Hello littlesunflower! (Love that username btw). First off, props for reaching out and being so honest about how you’re feeling. That’s not always easy to do when you’re feeling alone and I often struggle to do it. Not keeping my feelings to myself is a huge part of how I work to stay strong. I also found that being kind and forgiving of myself is a big help. Ups and downs with t1d are inevitable. We all have days we just want to toss it out of our minds and call it a day. Those days are a lot easier to get through if you just remember that its doesnt mean we dont love ourselves or want to take care of ourselves or that we are not doing good enough. It just means that we are human and sometimes get tired of carrying the weight that is t1d.
I think the quote you shared, “Feeling alone seems like a side effect of diabetes” is spot on for how most of us feel. I can assure you, you are not alone in feeling alone and you are also not alone in feeling stress and pressure from your family.
Esp when I was younger I used to get a lot of the same reactions. I know it comes from a good place, they are scared and its their misdirected way of showing you that they love you.

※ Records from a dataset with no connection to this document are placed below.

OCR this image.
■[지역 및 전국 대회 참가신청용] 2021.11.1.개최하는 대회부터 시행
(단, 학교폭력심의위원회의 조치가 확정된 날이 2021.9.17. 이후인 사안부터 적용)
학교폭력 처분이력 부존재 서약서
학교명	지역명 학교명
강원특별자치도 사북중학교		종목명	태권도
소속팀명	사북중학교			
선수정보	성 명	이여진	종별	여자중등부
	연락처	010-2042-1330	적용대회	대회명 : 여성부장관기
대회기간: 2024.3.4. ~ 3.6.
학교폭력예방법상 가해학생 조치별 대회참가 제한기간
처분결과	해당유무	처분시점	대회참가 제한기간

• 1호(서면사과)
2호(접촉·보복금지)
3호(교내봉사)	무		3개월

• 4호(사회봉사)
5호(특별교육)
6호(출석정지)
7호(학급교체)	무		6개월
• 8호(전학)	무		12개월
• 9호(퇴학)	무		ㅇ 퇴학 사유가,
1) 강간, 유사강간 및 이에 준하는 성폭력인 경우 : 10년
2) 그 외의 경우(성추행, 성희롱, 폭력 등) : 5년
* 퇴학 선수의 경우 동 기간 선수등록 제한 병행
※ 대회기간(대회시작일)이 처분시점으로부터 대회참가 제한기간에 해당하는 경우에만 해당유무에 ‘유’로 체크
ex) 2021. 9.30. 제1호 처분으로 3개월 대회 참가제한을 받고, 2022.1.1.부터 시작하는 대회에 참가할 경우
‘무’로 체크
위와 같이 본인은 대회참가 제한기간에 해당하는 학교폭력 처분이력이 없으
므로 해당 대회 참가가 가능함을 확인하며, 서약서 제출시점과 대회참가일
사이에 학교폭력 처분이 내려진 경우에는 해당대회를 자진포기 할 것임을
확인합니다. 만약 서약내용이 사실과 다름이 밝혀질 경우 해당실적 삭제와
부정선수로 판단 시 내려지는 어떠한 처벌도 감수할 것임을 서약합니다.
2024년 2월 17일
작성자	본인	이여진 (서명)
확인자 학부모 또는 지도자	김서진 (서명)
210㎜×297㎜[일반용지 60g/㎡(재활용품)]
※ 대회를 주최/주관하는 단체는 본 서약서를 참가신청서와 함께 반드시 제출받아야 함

Because they don’t understand the illness fully but they know they can’t do it for you, your parents might be feeling helpless to take care of their child, which is really every parents fear.
That said, you absolutely have the right to talk to them about it. These conversations can be very difficult but I would recommend telling them that you understand where they are coming from, acknowledge how they might be feeling, but let them know that you need them to help and support you in a different way. It helps to jot down how you are feeling beforehand so you can pick the points that matter most and only address a few at one time. This can help keep the conversation on track, keep everyone’s emotions to a minimum, and not overwhelm them. Just let them know that this isn’t about anyone doing the wrong thing or right thing, its about you wanting them to be part of your support team and feeling like you need the chance to help them understand what that means for you.